No more jobs for life for civil servants

Changing the bowl

Tough to crack

China’s 10 million strong civil service is often viewed as the last vestige of China’s ‘iron rice bowl’ culture.

If an applicant passes the notoriously difficult state exam (the public servants exam) he or she is almost assured a job for life, as well as social standing and power.

Such is the appeal of a position in the country’s bureaucracy, that people pay thousands of renminbi for exam coaches and often attempt the test multiple times.

Last year some one million people applied for around 17,000 places.

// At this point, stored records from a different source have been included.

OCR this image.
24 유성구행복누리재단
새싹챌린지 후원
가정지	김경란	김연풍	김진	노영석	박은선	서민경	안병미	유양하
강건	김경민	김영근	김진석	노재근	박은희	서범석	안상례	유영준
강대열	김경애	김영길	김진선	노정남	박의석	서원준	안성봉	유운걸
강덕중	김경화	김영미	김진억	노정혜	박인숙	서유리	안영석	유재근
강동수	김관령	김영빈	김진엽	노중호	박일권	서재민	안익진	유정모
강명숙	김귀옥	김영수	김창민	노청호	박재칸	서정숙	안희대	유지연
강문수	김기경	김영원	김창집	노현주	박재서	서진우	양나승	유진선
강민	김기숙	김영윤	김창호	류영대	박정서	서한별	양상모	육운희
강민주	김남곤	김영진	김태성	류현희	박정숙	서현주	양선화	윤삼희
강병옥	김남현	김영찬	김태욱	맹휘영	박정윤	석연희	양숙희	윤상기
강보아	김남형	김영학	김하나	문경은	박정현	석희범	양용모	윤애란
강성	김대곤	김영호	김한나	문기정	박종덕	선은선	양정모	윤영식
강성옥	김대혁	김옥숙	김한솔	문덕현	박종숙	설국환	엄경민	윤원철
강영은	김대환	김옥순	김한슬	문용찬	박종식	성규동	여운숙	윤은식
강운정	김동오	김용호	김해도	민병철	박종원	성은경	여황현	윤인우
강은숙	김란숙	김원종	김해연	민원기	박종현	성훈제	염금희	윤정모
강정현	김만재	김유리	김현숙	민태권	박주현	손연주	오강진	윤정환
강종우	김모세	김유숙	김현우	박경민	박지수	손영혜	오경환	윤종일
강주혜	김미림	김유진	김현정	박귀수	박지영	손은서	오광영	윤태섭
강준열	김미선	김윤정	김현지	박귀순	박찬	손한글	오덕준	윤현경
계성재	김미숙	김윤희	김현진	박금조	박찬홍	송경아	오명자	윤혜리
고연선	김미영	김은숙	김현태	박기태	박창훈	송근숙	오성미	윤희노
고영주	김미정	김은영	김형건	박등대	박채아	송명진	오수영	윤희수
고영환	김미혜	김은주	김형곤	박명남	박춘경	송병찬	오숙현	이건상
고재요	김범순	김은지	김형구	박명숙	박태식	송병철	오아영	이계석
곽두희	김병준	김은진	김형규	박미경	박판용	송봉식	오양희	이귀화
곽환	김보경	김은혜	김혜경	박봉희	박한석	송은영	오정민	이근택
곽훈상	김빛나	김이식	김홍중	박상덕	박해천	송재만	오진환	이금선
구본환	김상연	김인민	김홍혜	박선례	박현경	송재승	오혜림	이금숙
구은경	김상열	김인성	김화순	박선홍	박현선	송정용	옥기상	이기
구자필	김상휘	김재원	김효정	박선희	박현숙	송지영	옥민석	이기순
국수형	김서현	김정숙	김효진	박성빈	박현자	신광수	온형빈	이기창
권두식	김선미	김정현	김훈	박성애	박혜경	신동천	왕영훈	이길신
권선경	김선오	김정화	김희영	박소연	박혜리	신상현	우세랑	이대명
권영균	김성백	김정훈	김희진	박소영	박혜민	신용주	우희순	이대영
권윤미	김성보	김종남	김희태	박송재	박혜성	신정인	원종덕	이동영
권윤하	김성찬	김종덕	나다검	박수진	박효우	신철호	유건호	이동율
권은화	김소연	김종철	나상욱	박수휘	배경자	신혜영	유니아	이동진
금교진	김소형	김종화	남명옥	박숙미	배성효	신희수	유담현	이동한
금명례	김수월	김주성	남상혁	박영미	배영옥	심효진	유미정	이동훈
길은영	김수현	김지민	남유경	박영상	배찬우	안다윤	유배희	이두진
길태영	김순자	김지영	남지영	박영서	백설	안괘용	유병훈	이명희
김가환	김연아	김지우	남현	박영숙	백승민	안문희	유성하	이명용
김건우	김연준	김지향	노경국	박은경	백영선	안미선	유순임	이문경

But last month the government announced an initiative that could significantly reduce career spans of mandarins.

The provinces of Jiangsu, Sichuan, Hunan and Hebei are to start hiring bureaucrats on contracts of between one and five years, Xinhua reports.

The move is part of wider reforms that seek to improve the efficiency of China’s state bureaucracy and reduce the perception of its civil service as a corrupt and pampered elite.

Last year bureaucrats in 24 of China’s 31 provinces and regions lost their access to free health care and this year new regulations were published that prevent people from the same family from serving in the same department.

“The new system will exert pressure on those who don’t take their job seriously,” Xinhua quoted a professor of Social Sciences at Nanjing University as saying.

The ability to hire from outside should also help with the shortage of bureaucrats with technical skills, Xinhua said. As the nation develops, it explained, the government has to deal with increasingly complex and specialised problems.

While many newspapers celebrated the news of the trials, many bemoaned the fact it has taken provinces so long to do so. It became legal to hire outside experts in 2005 but so far only Shenzhen has taken the plunge.

“This is simply re-frying cold rice” wrote the China Daily. “If we really want to break the civil servants’ iron rice bowl we need courage and determination,” it said.

Several newspapers pointed out that there is no evidence that Shenzhen’s pilot scheme had led to an increase in the number of civil servant firings or efficiency.

“It is too optimistic to equate the new system to a porcelain rice bowl yet. No one has heard of any appointee in Shenzhen losing their job,” the Yanzhao Evening News wrote.

Internet users posting on Sina Weibo were the least optimistic of all. “The original intention of the reform plan is good, it should improve initiative and change civil servants’ sluggish and tardy ways. But I still don’t hold high hopes for this thing,” one netizen wrote. “After all, where there are policies, there are countermeasures to deal with them and bureaucrats who have background and connections will never be kicked out.”